Markus Söder, qui occupe le poste de ministre-président de Bavière et est à la tête de la CSU, est sur le point de remporter un deuxième mandat dimanche. Il envisage d'utiliser cette position comme un tremplin pour devenir chancelier.
Par Derek Perrotte
—
Au fil du temps, nous avons observé ce passionné de carnavals se transformer en différents personnages tels que Shrek, Marylin Monroe, Gandalf ou encore Homer Simpson. Cependant, c'est sans aucun doute lorsqu'il porte une culotte de peau qu'il est le plus à l'aise. Il est avant tout un fervent admirateur de la Bavière.
Ce dimanche, Markus Söder, un homme politique influent qui occupe le poste de ministre-président depuis 2018 en Bavière, devrait probablement remporter un deuxième mandat lors des élections régionales en Allemagne.

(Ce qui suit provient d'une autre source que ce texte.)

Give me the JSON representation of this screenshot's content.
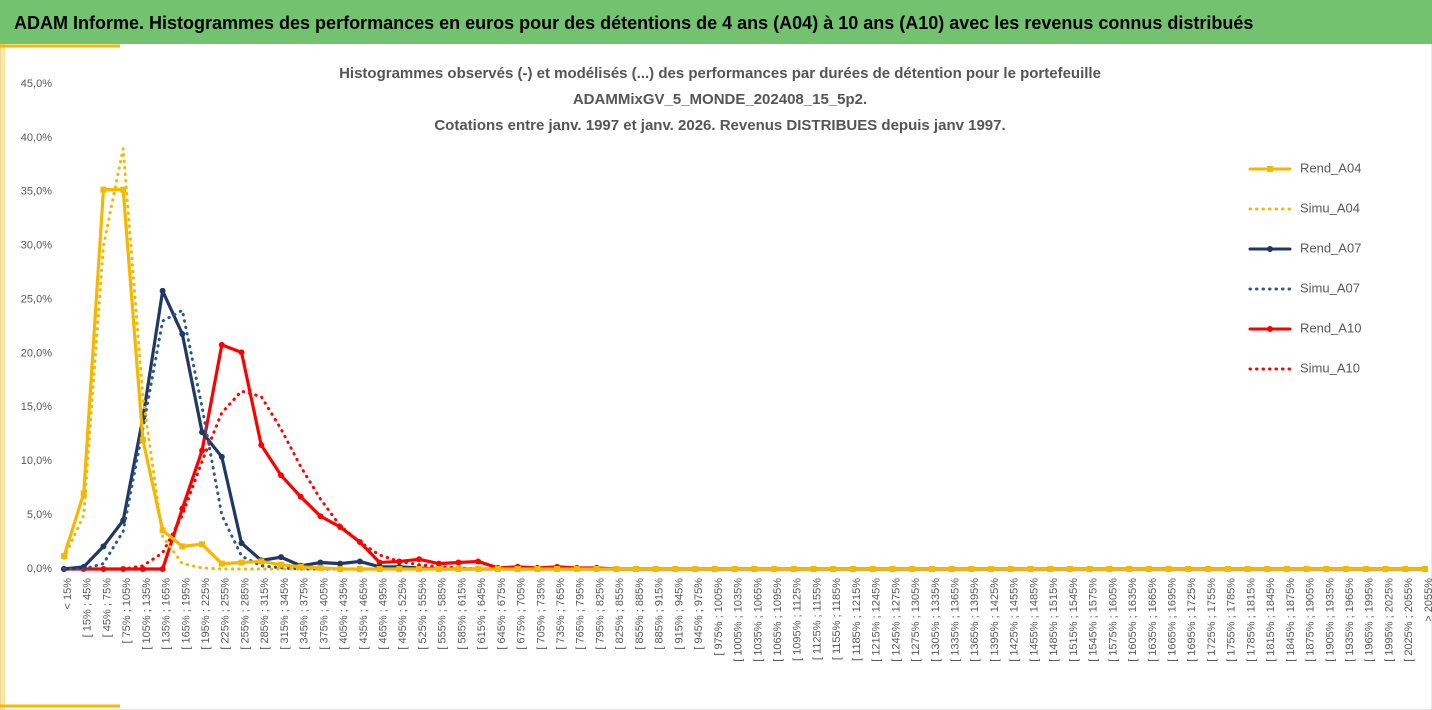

La Bavière a toujours été un bastion de son parti, l'Union chrétienne-sociale (CSU), et il est souvent considéré comme la figure emblématique de cette région.
Marylin
Cependant, il aspire à atteindre un autre niveau de pouvoir, qui est parfois qualifié de « monarque ». Selon les experts, s'il parvient à obtenir plus de 40 % des voix, son objectif principal, cela le propulserait comme prochain candidat conservateur à la tête du gouvernement fédéral.
La tâche est ardue : les partis extrémistes et populistes progressent et les sondages prévoient seulement 36 % pour la CSU, ce qui serait un niveau historiquement bas. La réussite pourrait donc être difficile à savourer. Cependant, il ne fait aucun doute que si l'opportunité se présente d'accéder à Berlin, Markus Söder, un homme ambitieux et déterminé, prêt à saisir toute occasion, ne manquera pas de la saisir avec sa taille imposante de 1m94.
En savoir plus:
Le parti dirigé par Angela Merkel cherche un renouveau.
La crainte de perdre sa position sociale en Allemagne est très présente.
Le poste de crucifix n'a jamais été occupé par un Bavarois, et sa propension à exagérer les réalisations et l'influence de sa région, afin de mettre en avant son propre bilan, peut agacer les autres parties du pays. Il répète souvent que le véritable centre de l'Allemagne se trouve en Bavière, et non à Berlin, ce qui sous-entend qu'il se considère déjà comme le roi.
Il était extrêmement traditionaliste, et il avait fait en sorte que des crucifix soient présents dans tous les édifices publics. Ses positions politiques très conservatrices ont brièvement mis un terme à sa carrière. Cependant, selon son biographe Roman Deininger, il a réussi à se rétablir politiquement lors de la crise du Covid, étant surnommé « le chancelier de l'ombre ».
Sa présence constante et ses décisions audacieuses et assumées lui ont permis de se faire remarquer à l'échelle nationale. Il est vantard, séducteur, direct et s'oppose aux idées "woke", ce qui le différencie du chancelier social-démocrate Olaf Scholz, qu'il devance dans les sondages d'opinion. On peut donc imaginer qu'il se voit déjà endosser le rôle de chancelier.
Derek Perrotte est une
Quels sont les moyens pour s'adapter à un environnement complexe ?
Nos vidéos
Ces images prises par satellite montrent comment la population du Haut-Karabakh a diminué.
Un groupe de migrants tente de rejoindre la frontière entre le Mexique et les États-Unis.
Pourquoi la Chine a financé le premier train à grande vitesse en Indonésie ?
Taïwan dévoile son tout premier sous-marin construit sur l'île.
Les articles les plus lus
Mateusz Morawiecki, pas très athlétique.
Catherine Deneuve, l'affaire est résolue.
Maros Sefcovic, le nouvel acteur majeur du développement durable.
En première page
Industrie : qui sont les bénéficiaires et les perdants de l'inflation ?
Un mur et des expulsions : la politique d'immigration confuse de Joe Biden.
Yves Bernaert en mission pour sauver Atos.
En vedette
Markus Söder, la Bavière est son tremplin.
Omar Sy : Lupin béni.
Catherine Deneuve, l'affaire est résolue.
Informations pratiques.
P
L'Ensemble.
Tous les droits sont réservés – Les Echos en 2023.